Playboy - 50 Years: The Photographs by James R. Petersen
There is text introducing the different sections, as well as captions identifying the individual girls, so I think I can claim to be reading this alright. Blame it on nostalgia for my childhood, but the airbrushed look to Playboy has always appealed to me. Seeing some of these foxes from the 50s and 70s creates a nice disjoint in my mind as I imagine what the girls must look like now, but yet through the magic of photography, here they are, preserved in their young bombshell bodies. A girlfriend of mine once told me it's wrong to look at bare breasts while you're squatting on the can, but I haven't had much of a problem.
Messages to the World: The Statements of Osama Bin Laden edited by Bruce Lawrence
The title pretty much says it all. This book is a compilation of many of the public statements made by the dude at the top of the FBI's most wanted. I figured I should get to know him to the best of my abilities. From the snippets I'd heard of bin Laden's speeches, I always suspected he was an intelligent man, and this book has thrown the light on his ready ability for spotting logical inconsistencies. The content of the messages seems to become somewhat redundant after a while, but I'm only a third of the way in.
For my review of this book, check out Osama Bin Laden, Part 1: The War of Faith (08/27/2006).

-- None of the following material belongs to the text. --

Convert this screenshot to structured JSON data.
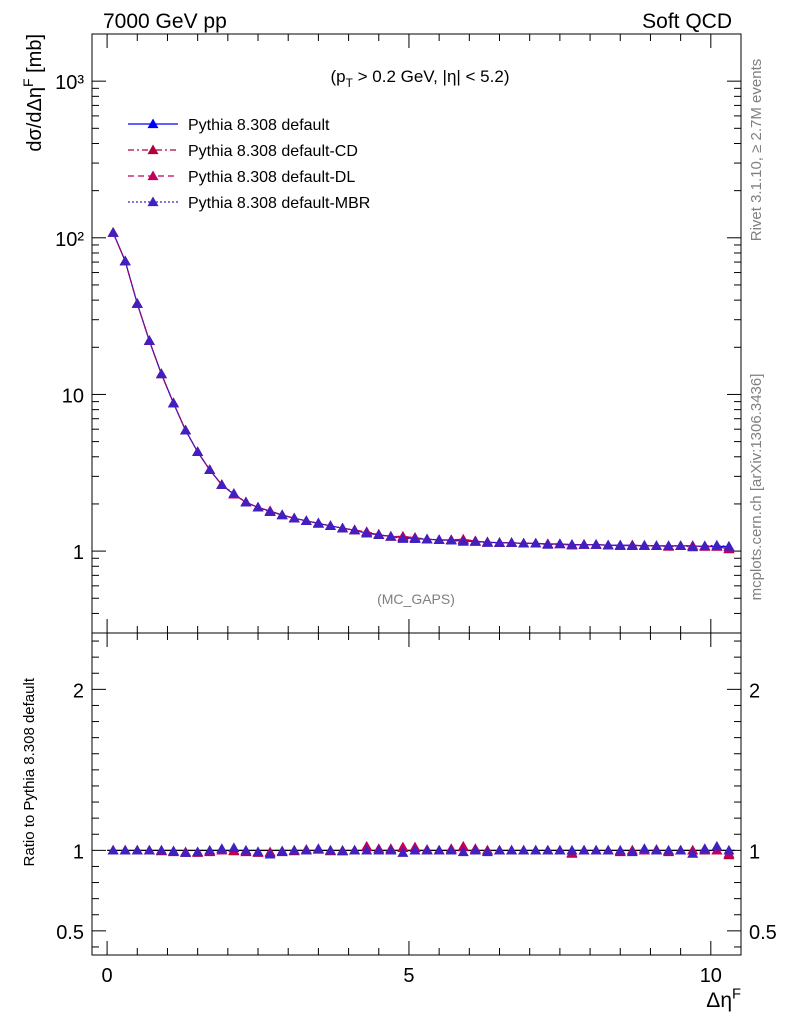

Lies My Teacher Told Me by James W. Loewen
History never interested me much until I took a course in college. This book, recommended to me with a palpable degree of passion by several of my sociology-majoring friends back in uni, seems to offer a plausible explanation for the boredom phenomenon commonly experienced in history classes. Lies is an addictive reveal of the most dogmatically taught history of my younger years, putting the lie to many "facts" endorsed by history textbooks in the K-12 American school system. With copious endnotes and logical arguments, Loewen demonstrates that people and events of a controversial or indeterminate nature tend to be polished for easy consumption.
I've never thought of myself as particularly cynical, but the author's voice is often overly indignant for my taste, as if he cannot even conceive of how this sort of oversight or cover-up is possible. The answer is simply that society progresses slowly, and our own ugliness is difficult to face. Nonetheless, it's clear that he feels strongly about his subject and the reader is the beneficiary of his positively channeled outrage.
The Impossible by Georges Bataille
Frankly, I was only drawn to this book because I had once written a philosophical piece to which I'd given the same name. However, the description of Bataille as the king of "divine filth" pretty much had me convinced I had in fact encountered a kindred spirit. However, while conceding to Bataille an apparent brilliance of ideas (some I find blisteringly poignant and important enough to transcribe... when coherent), this book largely reads to me like unpolished brainstorming and journal entries. If I may, Bataille seems a man who felt he had discovered some insight of significance, but was still trying to puzzle it out or was too lazy to make it intelligible-likely both.
The League of Extraordinary Gentlemen Vol. 2 by Alan Moore and Kevin O'Neill
The movie was crap, we can all agree to that. But while I really enjoyed the first installment of LXG, I'm not a terrible fan of the second volume. The story was okay, and the Hyde character had some terrific moments, but there just wasn't enough punch to make this story mean anything to me. I was left wondering why a master like Moore decided to take on this mediocre project, and perhaps my distaste has to do with a growing inability to spot the nudge-nudge wink-wink references to old literature as most of the 18th century canon got used up in the first volume.
The esoteric nature of the references is certainly the reason why I've been struggling to get through the 50 or so, small-print pages of Almanac included at the back of the book; I've been at it for about, oh, the last four months. One page at a time, Abe, one page at a time.